Juneteenth is a celebration of bravery, fortitude, and the awakening of our “better angels” – a wish for unity as stated in Abraham Lincoln’s First Inaugural address. And nowhere does the celebration of Juneteenth resonate more than in the Philadelphia region, Chester County and Kennett Square – all-important to the abolition movement and major stations on the underground railroad.
What is Juneteenth?
Juneteenth is a contraction of June and nineteen, also known as Freedom Day, Jubilation Day, Liberation Day, and Emancipation Day. It is a celebration of the emancipation of those who had been enslaved in the United States. Originating in Galveston, Texas, it is now officially celebrated annually on the 19th of June in 47 states. It is commemorated on the anniversary date of the June 19, 1865 announcement by Union Army General Gordon Granger, proclaiming freedom from slavery in Texas.
In many ways, Juneteenth is more important than the reading of Lincoln’s Emancipation Proclamation. It took the intention of the Emancipation Proclamation and made it universal – almost two and a half years after the signing- to include the border states and the frontier of Texas – the last outposts of slavery.
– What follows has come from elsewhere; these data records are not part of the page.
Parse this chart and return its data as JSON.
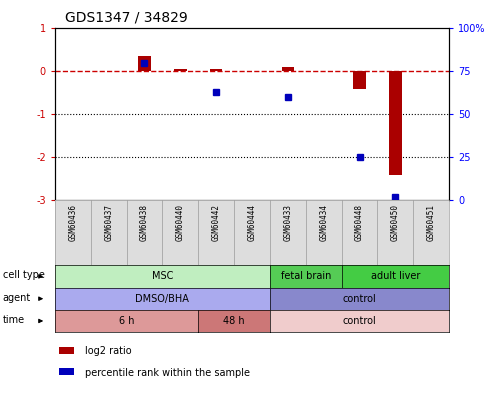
{
  "title": "GDS1347 / 34829",
  "samples": [
    "GSM60436",
    "GSM60437",
    "GSM60438",
    "GSM60440",
    "GSM60442",
    "GSM60444",
    "GSM60433",
    "GSM60434",
    "GSM60448",
    "GSM60450",
    "GSM60451"
  ],
  "log2_ratio": [
    0.0,
    0.0,
    0.35,
    0.05,
    0.05,
    0.0,
    0.1,
    0.0,
    -0.4,
    -2.4,
    0.0
  ],
  "percentile_rank": [
    null,
    null,
    80,
    null,
    63,
    null,
    60,
    null,
    25,
    2,
    null
  ],
  "ylim_left": [
    -3,
    1
  ],
  "ylim_right": [
    0,
    100
  ],
  "yticks_left": [
    -3,
    -2,
    -1,
    0,
    1
  ],
  "yticks_right": [
    0,
    25,
    50,
    75,
    100
  ],
  "ytick_labels_right": [
    "0",
    "25",
    "50",
    "75",
    "100%"
  ],
  "hline_y": 0,
  "dotted_lines": [
    -1,
    -2
  ],
  "bar_color": "#aa0000",
  "point_color": "#0000bb",
  "hline_color": "#cc0000",
  "cell_type_groups": [
    {
      "label": "MSC",
      "start": 0,
      "end": 6,
      "color": "#c0eec0"
    },
    {
      "label": "fetal brain",
      "start": 6,
      "end": 8,
      "color": "#55cc55"
    },
    {
      "label": "adult liver",
      "start": 8,
      "end": 11,
      "color": "#44cc44"
    }
  ],
  "agent_groups": [
    {
      "label": "DMSO/BHA",
      "start": 0,
      "end": 6,
      "color": "#aaaaee"
    },
    {
      "label": "control",
      "start": 6,
      "end": 11,
      "color": "#8888cc"
    }
  ],
  "time_groups": [
    {
      "label": "6 h",
      "start": 0,
      "end": 4,
      "color": "#dd9999"
    },
    {
      "label": "48 h",
      "start": 4,
      "end": 6,
      "color": "#cc7777"
    },
    {
      "label": "control",
      "start": 6,
      "end": 11,
      "color": "#f0cccc"
    }
  ],
  "row_labels": [
    "cell type",
    "agent",
    "time"
  ],
  "legend_red": "log2 ratio",
  "legend_blue": "percentile rank within the sample",
  "bg_color": "#ffffff"
}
While the Emancipation Proclamation declared that as of January 1, 1863, all enslaved people in the states currently engaged in rebellion against the Union “shall be then, thenceforward, and forever free” the Proclamation itself didn’t actually free any of the approximately 4 million men, women and children held in slavery in the United States when it was signed the following January. The document applied only to enslaved people in the Confederacy, and not to those in the border states that remained loyal to the Union. But its symbolic power was enormous, as it announced freedom for enslaved people as one of the North’s war aims, alongside preserving the Union itself.
As the tide of the war turned in favor of preserving the Union and against the Confederacy, black Americans were welcomed into the Union Army and were integral in helping to defeat the Confederate cause thus paving the way for the more permanent and universal remedy – the 13th amendment to the Constitution.
The Importance of Juneteenth in Chester County
The fight for individual freedom and abolition has a long history that predates the 19th century. The Philadelphia area and Chester County with the locus in Kennett Square was a hotbed of Underground Railroad activity and the universal fight for freedom.
The Underground Railroad, a vast network of people who helped fugitive slaves escape to the North and to Canada, was not run by any single organization or person. Rather, it consisted of many individuals, both white and black. It was an organized system to assist runaway slaves that began towards the end of the 18th century.
In 1786, George Washington complained about how one of his runaway slaves was helped by a “society of Quakers, formed for such purposes.” The system grew, and around 1831 it was dubbed “The Underground Railroad,” after the then-emerging steam railroads. The system even used terms used in railroading: the homes and businesses where fugitives would rest and eat were called “stations” and “depots” and were run by “stationmasters,” those who contributed money or goods were “stockholders,” and the “conductor” was responsible for moving fugitives from one station to the next. Each “conductor” knew only of their own local efforts to aid fugitives and not of the overall operation.
Many of the conductors of the Underground Railroad escorted people and families to the safe “stations” or “depots” in Kennett Square and West Chester, PA. The locations of these safe houses and the cemeteries for those who did not make it have been preserved as a testament to the powerful draw toward freedom and equality that is cherished here to this day.
Located near the border with Maryland, Kennett Square and its many Quaker residents were abolitionists. You can still see The Fussell House, also known as The Pines, located at the intersection of Old Baltimore Pike (Rt. 1) and McFarland Road, one of the “stations” on the Underground Railroad. The home was owned by Dr. Benjamin Fussell, one of the founders of the American Anti-Slavery Society.
As a result of the rich history in the area, Kennett Square and Chester County have annual celebrations of Juneteenth, to remind us of what we all can accomplish when working towards common values of community, equality and integrity.
Events to Celebrate Juneteenth in Chester County
There are many events scheduled in Chester County and Kennett Square, in celebration of the sacrifice and courage of those traveling and conducting on the Underground Railroad. Guided-walking tours of local railroad stops, cemeteries and exhibits have been scheduled to commemorate this date. The Cultural Alliance of Chester County has a complete schedule of events throughout the area- just click here to learn more! Events include a Juneteenth Walk in Kennett along with a presentation by the community choir in Anson B. Nixon Park. There are Underground Railroad site tours, A Juneteenth Poetry Slam, and a Journey to Freedom Festival as well- Be sure to click on the calendar to see all of the events.
Kendal-Crosslands Communities Supports Our Local History and Legacy
As part of our deep Quaker roots and celebration of our mutual humanity, Kendal-Crosslands Communities honor our area’s rich cultural legacy and the promise of continued work toward social justice. We honor those whose work, sacrifices and legacy inspire us to remember who we are, what we have done and what we still have yet to achieve.